First it was Steve Cooley, running for Attorney General in California in 2010, who learned that it wasn’t a good idea to be seen as an anti-marijuana candidate in a pro-medical marijuana state. Next it was Dwight Holton, suffering the same fate in the Attorney General race in Oregon this month, beaten by pro-marijuana political organizing in the first state to decriminalize personal marijuana possession.

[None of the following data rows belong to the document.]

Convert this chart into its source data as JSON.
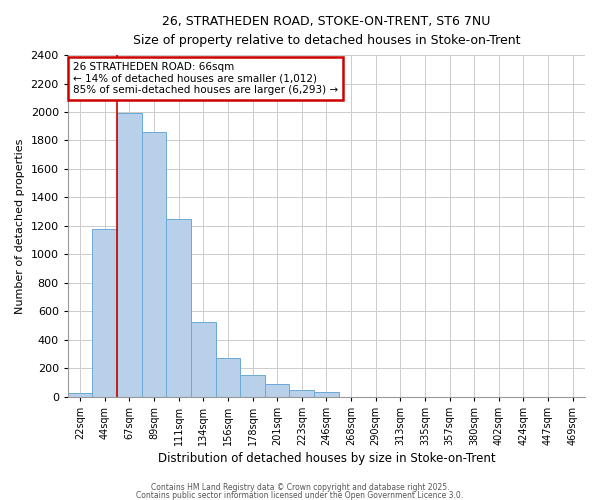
{
  "title1": "26, STRATHEDEN ROAD, STOKE-ON-TRENT, ST6 7NU",
  "title2": "Size of property relative to detached houses in Stoke-on-Trent",
  "xlabel": "Distribution of detached houses by size in Stoke-on-Trent",
  "ylabel": "Number of detached properties",
  "bar_values": [
    25,
    1175,
    1990,
    1860,
    1250,
    525,
    275,
    155,
    90,
    45,
    35,
    0,
    0,
    0,
    0,
    0,
    0,
    0,
    0,
    0,
    0
  ],
  "bin_labels": [
    "22sqm",
    "44sqm",
    "67sqm",
    "89sqm",
    "111sqm",
    "134sqm",
    "156sqm",
    "178sqm",
    "201sqm",
    "223sqm",
    "246sqm",
    "268sqm",
    "290sqm",
    "313sqm",
    "335sqm",
    "357sqm",
    "380sqm",
    "402sqm",
    "424sqm",
    "447sqm",
    "469sqm"
  ],
  "bar_color": "#b8d0ea",
  "bar_edge_color": "#6aaad4",
  "red_line_bin_index": 2,
  "annotation_line1": "26 STRATHEDEN ROAD: 66sqm",
  "annotation_line2": "← 14% of detached houses are smaller (1,012)",
  "annotation_line3": "85% of semi-detached houses are larger (6,293) →",
  "annotation_box_color": "#ffffff",
  "annotation_box_edge": "#cc0000",
  "ylim": [
    0,
    2400
  ],
  "yticks": [
    0,
    200,
    400,
    600,
    800,
    1000,
    1200,
    1400,
    1600,
    1800,
    2000,
    2200,
    2400
  ],
  "footer1": "Contains HM Land Registry data © Crown copyright and database right 2025.",
  "footer2": "Contains public sector information licensed under the Open Government Licence 3.0.",
  "bg_color": "#ffffff",
  "plot_bg_color": "#ffffff",
  "grid_color": "#cccccc"
}
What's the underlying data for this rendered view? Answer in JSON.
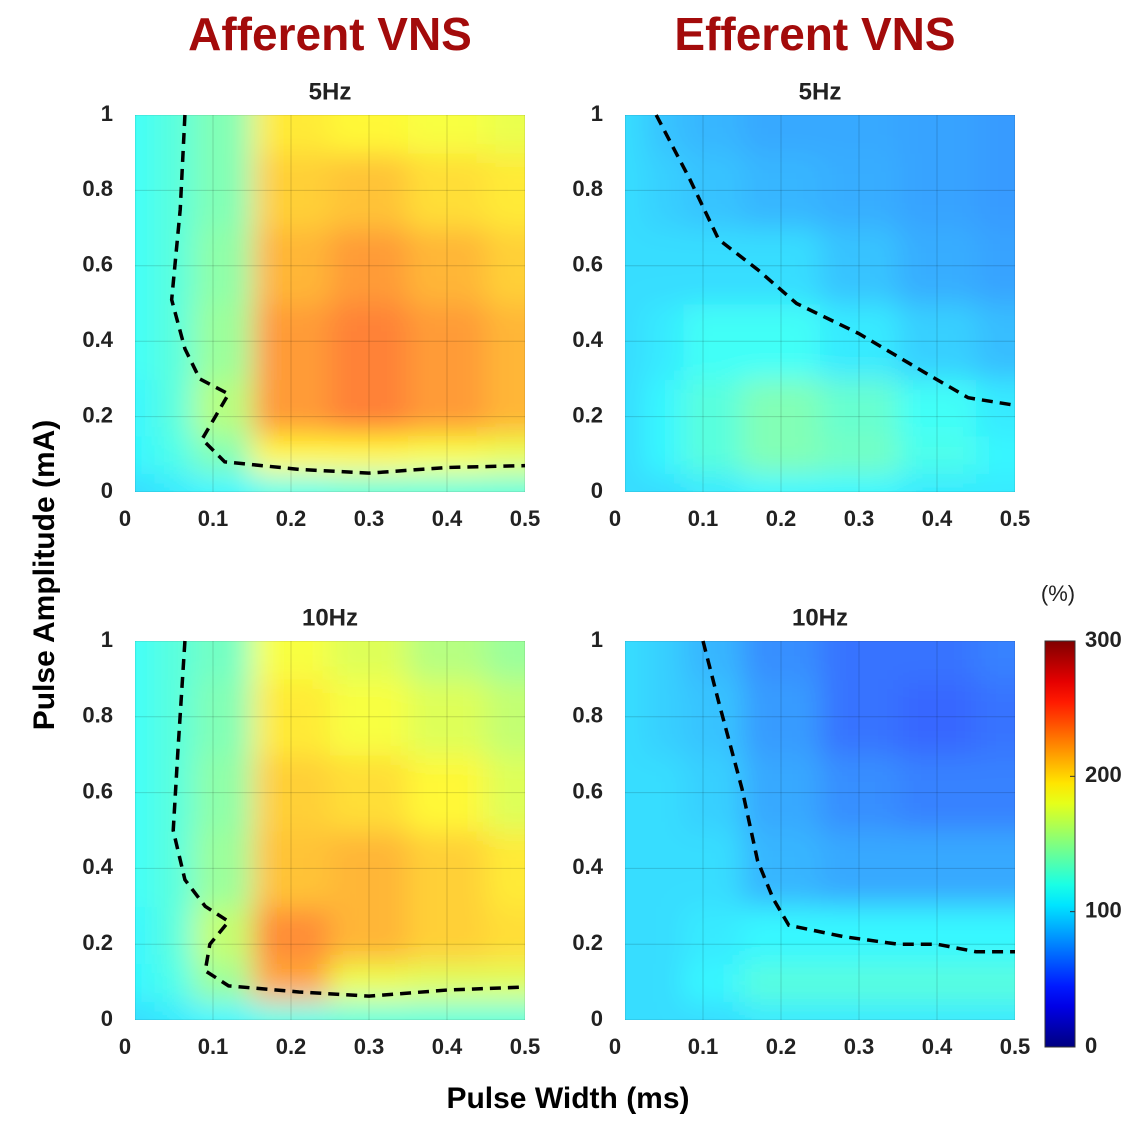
{
  "figure": {
    "column_titles": [
      "Afferent VNS",
      "Efferent VNS"
    ],
    "xlabel": "Pulse Width (ms)",
    "ylabel": "Pulse Amplitude (mA)",
    "colorbar": {
      "label": "(%)",
      "colormap": "jet",
      "clim": [
        0,
        300
      ],
      "ticks": [
        0,
        100,
        200,
        300
      ]
    }
  },
  "chart_data": [
    {
      "type": "contour",
      "title": "5Hz",
      "x": [
        0,
        0.05,
        0.1,
        0.2,
        0.3,
        0.4,
        0.5
      ],
      "y": [
        0,
        0.1,
        0.2,
        0.4,
        0.6,
        0.8,
        1
      ],
      "z": [
        [
          100,
          105,
          110,
          120,
          125,
          125,
          125
        ],
        [
          110,
          120,
          140,
          190,
          190,
          185,
          180
        ],
        [
          110,
          125,
          160,
          225,
          235,
          225,
          215
        ],
        [
          115,
          125,
          150,
          225,
          235,
          225,
          215
        ],
        [
          115,
          125,
          145,
          215,
          225,
          215,
          205
        ],
        [
          115,
          125,
          140,
          205,
          210,
          200,
          195
        ],
        [
          115,
          125,
          140,
          195,
          190,
          185,
          180
        ]
      ],
      "xlim": [
        0,
        0.5
      ],
      "ylim": [
        0,
        1
      ],
      "xticks": [
        0,
        0.1,
        0.2,
        0.3,
        0.4,
        0.5
      ],
      "yticks": [
        0,
        0.2,
        0.4,
        0.6,
        0.8,
        1
      ],
      "grid": true,
      "threshold": {
        "x": [
          0.064,
          0.058,
          0.047,
          0.064,
          0.083,
          0.12,
          0.103,
          0.086,
          0.115,
          0.21,
          0.3,
          0.4,
          0.5
        ],
        "y": [
          1,
          0.75,
          0.51,
          0.38,
          0.3,
          0.26,
          0.2,
          0.14,
          0.08,
          0.06,
          0.05,
          0.065,
          0.07
        ]
      }
    },
    {
      "type": "contour",
      "title": "5Hz",
      "x": [
        0,
        0.05,
        0.1,
        0.2,
        0.3,
        0.4,
        0.5
      ],
      "y": [
        0,
        0.1,
        0.2,
        0.4,
        0.6,
        0.8,
        1
      ],
      "z": [
        [
          100,
          100,
          105,
          110,
          110,
          105,
          105
        ],
        [
          100,
          110,
          125,
          140,
          135,
          120,
          110
        ],
        [
          100,
          110,
          125,
          140,
          130,
          115,
          105
        ],
        [
          100,
          105,
          115,
          115,
          105,
          95,
          88
        ],
        [
          100,
          100,
          100,
          100,
          90,
          82,
          78
        ],
        [
          100,
          95,
          90,
          85,
          82,
          78,
          75
        ],
        [
          100,
          90,
          85,
          80,
          80,
          78,
          75
        ]
      ],
      "xlim": [
        0,
        0.5
      ],
      "ylim": [
        0,
        1
      ],
      "xticks": [
        0,
        0.1,
        0.2,
        0.3,
        0.4,
        0.5
      ],
      "yticks": [
        0,
        0.2,
        0.4,
        0.6,
        0.8,
        1
      ],
      "grid": true,
      "threshold": {
        "x": [
          0.04,
          0.083,
          0.12,
          0.17,
          0.22,
          0.3,
          0.39,
          0.44,
          0.5
        ],
        "y": [
          1,
          0.83,
          0.67,
          0.59,
          0.5,
          0.42,
          0.31,
          0.25,
          0.23
        ]
      }
    },
    {
      "type": "contour",
      "title": "10Hz",
      "x": [
        0,
        0.05,
        0.1,
        0.2,
        0.3,
        0.4,
        0.5
      ],
      "y": [
        0,
        0.1,
        0.2,
        0.4,
        0.6,
        0.8,
        1
      ],
      "z": [
        [
          100,
          105,
          110,
          120,
          125,
          125,
          125
        ],
        [
          110,
          120,
          150,
          220,
          180,
          175,
          175
        ],
        [
          110,
          125,
          165,
          230,
          215,
          205,
          200
        ],
        [
          115,
          125,
          150,
          210,
          215,
          205,
          195
        ],
        [
          115,
          125,
          145,
          205,
          200,
          190,
          175
        ],
        [
          115,
          125,
          140,
          195,
          185,
          175,
          165
        ],
        [
          115,
          125,
          135,
          185,
          175,
          160,
          150
        ]
      ],
      "xlim": [
        0,
        0.5
      ],
      "ylim": [
        0,
        1
      ],
      "xticks": [
        0,
        0.1,
        0.2,
        0.3,
        0.4,
        0.5
      ],
      "yticks": [
        0,
        0.2,
        0.4,
        0.6,
        0.8,
        1
      ],
      "grid": true,
      "threshold": {
        "x": [
          0.064,
          0.055,
          0.049,
          0.064,
          0.09,
          0.12,
          0.096,
          0.09,
          0.12,
          0.21,
          0.3,
          0.4,
          0.5
        ],
        "y": [
          1,
          0.71,
          0.5,
          0.37,
          0.3,
          0.26,
          0.2,
          0.13,
          0.09,
          0.074,
          0.063,
          0.079,
          0.087
        ]
      }
    },
    {
      "type": "contour",
      "title": "10Hz",
      "x": [
        0,
        0.05,
        0.1,
        0.2,
        0.3,
        0.4,
        0.5
      ],
      "y": [
        0,
        0.1,
        0.2,
        0.4,
        0.6,
        0.8,
        1
      ],
      "z": [
        [
          100,
          100,
          100,
          105,
          105,
          105,
          105
        ],
        [
          100,
          100,
          110,
          125,
          125,
          125,
          125
        ],
        [
          100,
          100,
          105,
          110,
          110,
          110,
          110
        ],
        [
          100,
          100,
          100,
          85,
          80,
          80,
          80
        ],
        [
          100,
          100,
          95,
          80,
          70,
          65,
          65
        ],
        [
          100,
          95,
          90,
          75,
          60,
          55,
          60
        ],
        [
          100,
          95,
          85,
          70,
          60,
          60,
          65
        ]
      ],
      "xlim": [
        0,
        0.5
      ],
      "ylim": [
        0,
        1
      ],
      "xticks": [
        0,
        0.1,
        0.2,
        0.3,
        0.4,
        0.5
      ],
      "yticks": [
        0,
        0.2,
        0.4,
        0.6,
        0.8,
        1
      ],
      "grid": true,
      "threshold": {
        "x": [
          0.1,
          0.12,
          0.15,
          0.17,
          0.19,
          0.21,
          0.28,
          0.35,
          0.4,
          0.45,
          0.5
        ],
        "y": [
          1,
          0.84,
          0.61,
          0.42,
          0.32,
          0.25,
          0.22,
          0.2,
          0.2,
          0.18,
          0.18
        ]
      }
    }
  ]
}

Now the power of the pro-marijuana vote has shifted to a decidedly non-medical marijuana state, Texas. Specifically, El Paso, just across the border from the second most violent city in the world, Ciudad Juárez, Mexico, where eight-term congressman Sylvestre Reyes just lost the Democratic primary to El Paso City Councilman Beto O’Rourke.
O’Rourke made news in 2009 when he spearheaded a resolution in the city council that called on the federal government to have a serious debate about legalization of marijuana to help combat the Prohibition War violence just over the border. After the council approved that unanimously, the mayor vetoed it. Mayor Cook said it would make El Paso a laughingstock and “I don’t think anybody thinks we should be able to run down to the corner drug store and be able to buy heroin or cocaine or methamphetamines.” As a re-vote on the resolution was prepared, the Mayor urged the “silent majority” to make their voices heard against the resolution because “I can tell you that all the pot heads have sent their e-mails and they are encouraging the reps to stand by their decision.”
That’s when Congressman Reyes stepped into the fray and lobbied the city council with threats that federal funds might be cut off to El Paso if they were to pass this resolution. Undeterred, O’Rourke to the challenge right to Congressman Reyes and now the only federal funds being cut off to El Paso is Rep. Reyes’ congressional paycheck.
On Tuesday night, El Paso voters ousted Reyes in a Democratic primary, in favor of the council member who had pushed the 2009 legalization resolution, Beto O’Rourke.
Reyes, a former border control agent who was elected to Congress in 1996, had the backing of President Barack Obama and former President Bill Clinton. Reyes brought the popular Clinton to the district to campaign for him this year and dredged up his opponent’s burglary and driving while intoxicated charges from the 1990s. It wasn’t enough.
O’Rourke didn’t give up the fight for legalization, instead challenging Reyes for his job in the 2012 primary. In April, he told HuffPost the drug war was a failure and is fueling the violence across the border.
Reyes tried to make it a campaign issue, telling voters to “Say NO to drugs. Say NO to Beto.”
They said no to Reyes.
via How Congressman Sylvestre Reyes’ Anti-Pot Lobbying Cost Him His Job.
I know many pot reformers get discouraged by politics. I hear a lot of “lesser of two evils is still evil”* and “they’re all just bought-out corporate shills”** and “the system is broken”*** and “we need third parties”**** talk. But these recent defeats of anti-reform candidates, whether it’s Cooley the Republican in a general election losing to a Democrat or Democrats like Ellen Rosenblum and Beto O’Rourke taking out DNC-backed administration-favorites like Dwight Holton and Sylvestre Reyes, provide the blueprint for serious marijuana legalizers to get their way.
It’s all about the local elections and the primaries. Certainly the pro-reform calls of El Paso voters ring louder in the city council’s office than they do the halls of Congress. Definitely the votes of a committed, organized pro-reform bloc count for more in a sparsely-attended May primary election than a heavy-turnout presidential election. If you really want marijuana legalized, learn the lesson the conservatives did when they were at their nadir in the Goldwater years – build your movement from the school boards on up, not the president on down.